Die SS kaufte im Herbst 1938 eine alte Ziegelei in Neuengamme in der Nähe des Hamburger Stadtteils Bergedorf mit dem Ziel hier ein Konzentrationslager einzurichten. Am 12. Dezember 1938 transportierte die SS hundert Häftlinge aus dem KZ Sachsenhausen in das Außenlager Neuengamme, das vorerst dem KZ Sachsenhausen unterstellt blieb. Die Häftlinge mussten das Lager aufbauen und die alte Ziegelei wiederherrichten. Im Frühjahr 1940 schlossen die Stadt Hamburg und die SS Verträge über den Neubau eines großen Klinkerwerks zur Herstellung von Ziegeln. Das bisherige Außenlager Neuengamme führte die SS von nun an als KZ Neuengamme. Bis Juni 1940 trafen in mehreren Transporten 1.000 weitere Häftlinge aus Sachsenhausen ein. Ende 1940 wurden schon etwa 2.900 Häftlinge in Neuengamme festgehalten. Etwa 1.000 von ihnen mussten im »Arbeitskommando Dove Elbe« Zwangsarbeit leisten: Sie verbreiterten und vertieften den Fluss Dove Elbe, damit Transportschiffe das Klinkerwerk in Neuengamme anlaufen konnten. Die schwere körperliche Arbeit und die schlechte Versorgung der Häftlinge forderten viele Todesopfer. Häftlinge, die nicht mehr arbeiten konnten, ermordete die SS ab Januar 1942 auch durch Phenolinjektionen. Am 28. August 1942 wurde in Wittenberge ein erstes Außenlager mit 150 Häftlingen aus Neuengamme errichtet, die in Industriebetrieben arbeiten mussten. In den folgenden Jahren entstanden in ganz Norddeutschland Außenlager, allein 1944 richtete die SS sechzig weitere Außenlager ein. Die Häftlinge in den insgesamt 87 Außenlagern des KZ Neuengamme mussten auf Baustellen und in Rüstungsbetrieben arbeiten und in Städten Bombentrümmer beseitigen. Am 26. März 1945 begann die SS mit der Räumung des KZ Neuengamme und seiner Außenlager mit über 50.000 Häftlingen. Die meisten der Häftlinge wurden in »Auffanglager« wie Wöbbelin oder Bergen-Belsen transportiert. Das Stammlager in Neuengamme löste die SS am 20. April 1945 auf, viele Häftlinge brachte sie auf KZ-Schiffen nach Lübeck.

Opfergruppen

Insgesamt waren im KZ Neuengamme und seinen Außenlagern mehr als 100.000 Menschen aus ganz Europa inhaftiert.

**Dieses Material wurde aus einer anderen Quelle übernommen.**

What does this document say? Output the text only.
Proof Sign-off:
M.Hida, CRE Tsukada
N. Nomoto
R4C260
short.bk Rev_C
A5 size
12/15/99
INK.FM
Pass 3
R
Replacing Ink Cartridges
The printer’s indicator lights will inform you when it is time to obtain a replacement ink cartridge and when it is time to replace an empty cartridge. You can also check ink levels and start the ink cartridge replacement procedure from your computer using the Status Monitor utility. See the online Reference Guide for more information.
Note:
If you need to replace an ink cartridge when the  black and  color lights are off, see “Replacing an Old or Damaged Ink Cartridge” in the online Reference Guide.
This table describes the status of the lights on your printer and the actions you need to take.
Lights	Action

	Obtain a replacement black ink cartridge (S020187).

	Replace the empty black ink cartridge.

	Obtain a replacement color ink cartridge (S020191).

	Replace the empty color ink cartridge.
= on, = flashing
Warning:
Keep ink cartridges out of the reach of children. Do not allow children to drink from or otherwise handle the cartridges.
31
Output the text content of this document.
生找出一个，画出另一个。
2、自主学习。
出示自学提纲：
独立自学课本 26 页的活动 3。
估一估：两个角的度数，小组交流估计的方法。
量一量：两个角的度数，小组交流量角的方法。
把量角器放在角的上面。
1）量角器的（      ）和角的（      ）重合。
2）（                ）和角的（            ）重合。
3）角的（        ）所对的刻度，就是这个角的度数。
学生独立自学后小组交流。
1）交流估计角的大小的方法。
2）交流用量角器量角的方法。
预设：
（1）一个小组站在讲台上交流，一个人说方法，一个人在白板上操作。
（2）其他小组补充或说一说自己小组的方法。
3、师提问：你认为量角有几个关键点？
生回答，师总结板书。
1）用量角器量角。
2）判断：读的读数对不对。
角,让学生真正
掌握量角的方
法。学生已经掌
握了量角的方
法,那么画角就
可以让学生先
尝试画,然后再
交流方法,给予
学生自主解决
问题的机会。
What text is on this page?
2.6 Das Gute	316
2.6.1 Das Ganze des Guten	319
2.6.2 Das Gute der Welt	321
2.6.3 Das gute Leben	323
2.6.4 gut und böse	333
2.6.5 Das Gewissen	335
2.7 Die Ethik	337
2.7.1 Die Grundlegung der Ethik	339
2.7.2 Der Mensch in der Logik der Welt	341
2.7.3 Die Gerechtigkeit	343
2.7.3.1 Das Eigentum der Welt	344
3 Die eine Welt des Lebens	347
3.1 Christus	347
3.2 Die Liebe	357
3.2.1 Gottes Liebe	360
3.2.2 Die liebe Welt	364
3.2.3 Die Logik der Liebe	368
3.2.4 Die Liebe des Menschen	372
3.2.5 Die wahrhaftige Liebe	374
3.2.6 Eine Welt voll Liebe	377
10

Sie wurden aus unterschiedlichen Gründen verfolgt, die meisten von ihnen wegen Widerstand gegen die deutsche Besatzung. Aber auch Juden, Sinti und Roma, Homosexuelle und so genannte Asoziale brachte die SS nach Neuengamme. Ab 1941 kamen auch 1.000 sowjetische Kriegsgefangene nach Neuengamme, ab 1944 vermehrt ausländische Juden. Die größte Gruppe im KZ Neuengamme bildeten die 22.000 Häftlinge aus der Sowjetunion, gefolgt von den über 15.000 polnischen Häftlingen. Etwa 11.600 Häftlinge kamen aus Frankreich. Im Stammlager Neuengamme und den Außenlagern sowie bei der Räumung der Lager starben mindestens 42.900 Menschen, einige Tausend starben noch nach der Räumung des Lagers in den »Auffanglagern«, kurz nachdem sie im Frühjahr 1945 dort ankamen.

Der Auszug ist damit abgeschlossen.